I'm doing some topic modeling and am looking to store some of the results of my analysis.
import pandas as pd, numpy as np, scipy
import sklearn.feature_extraction.text as text
from sklearn import decomposition
descs = ["You should not go there", "We may go home later", "Why should we do your chores", "What should we do"]
vectorizer = text.CountVectorizer()
dtm = vectorizer.fit_transform(descs).toarray()
vocab = np.array(vectorizer.get_feature_names())
nmf = decomposition.NMF(3, random_state = 1)
topic = nmf.fit_transform(dtm)
topic_words = []
for t in nmf.components_:
word_idx = np.argsort(t)[::-1][:20]
topic_words.append(vocab[i] for i in word_idx)

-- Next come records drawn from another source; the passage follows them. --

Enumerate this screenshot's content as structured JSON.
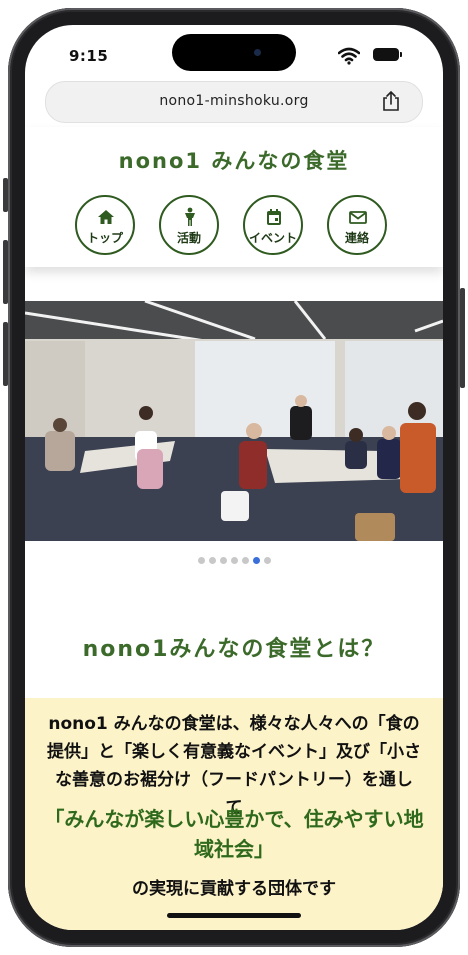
{
  "status": {
    "time": "9:15"
  },
  "browser": {
    "url": "nono1-minshoku.org"
  },
  "site": {
    "title": "nono1 みんなの食堂"
  },
  "nav": [
    {
      "label": "トップ",
      "icon": "home-icon"
    },
    {
      "label": "活動",
      "icon": "person-icon"
    },
    {
      "label": "イベント",
      "icon": "calendar-icon"
    },
    {
      "label": "連絡",
      "icon": "mail-icon"
    }
  ],
  "carousel": {
    "slide_count": 7,
    "active_index": 5
  },
  "about": {
    "heading": "nono1みんなの食堂とは？",
    "text": "nono1 みんなの食堂は、様々な人々への「食の提供」と「楽しく有意義なイベント」及び「小さな善意のお裾分け（フードパントリー）を通して",
    "highlight": "「みんなが楽しい心豊かで、住みやすい地域社会」",
    "tail": "の実現に貢献する団体です"
  },
  "colors": {
    "brand_green": "#3b6a2a",
    "highlight_bg": "#fdf3c9",
    "active_dot": "#3a6fd9"
  }
}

for t in range(len(topic_words)):
print("Topic {}: {}\n".format(t, " ".join([word for word in topic_words[t]])))
Prints:
Topic 0: do we should your why chores what you there not may later home go
Topic 1: should you there not go what do we your why may later home chores
Topic 2: we may later home go what do should your you why there not chores
I'm trying to write those topics to a file, so I thought storing them in a list might work, like this:
l = []
for t in range(len(topic_words)):
l.append([word for word in topic_words[t]])
print("Topic {}: {}\n".format(t, " ".join([word for word in topic_words[t]])))
But l
just ends up as an empty array. How can I store these words in a list?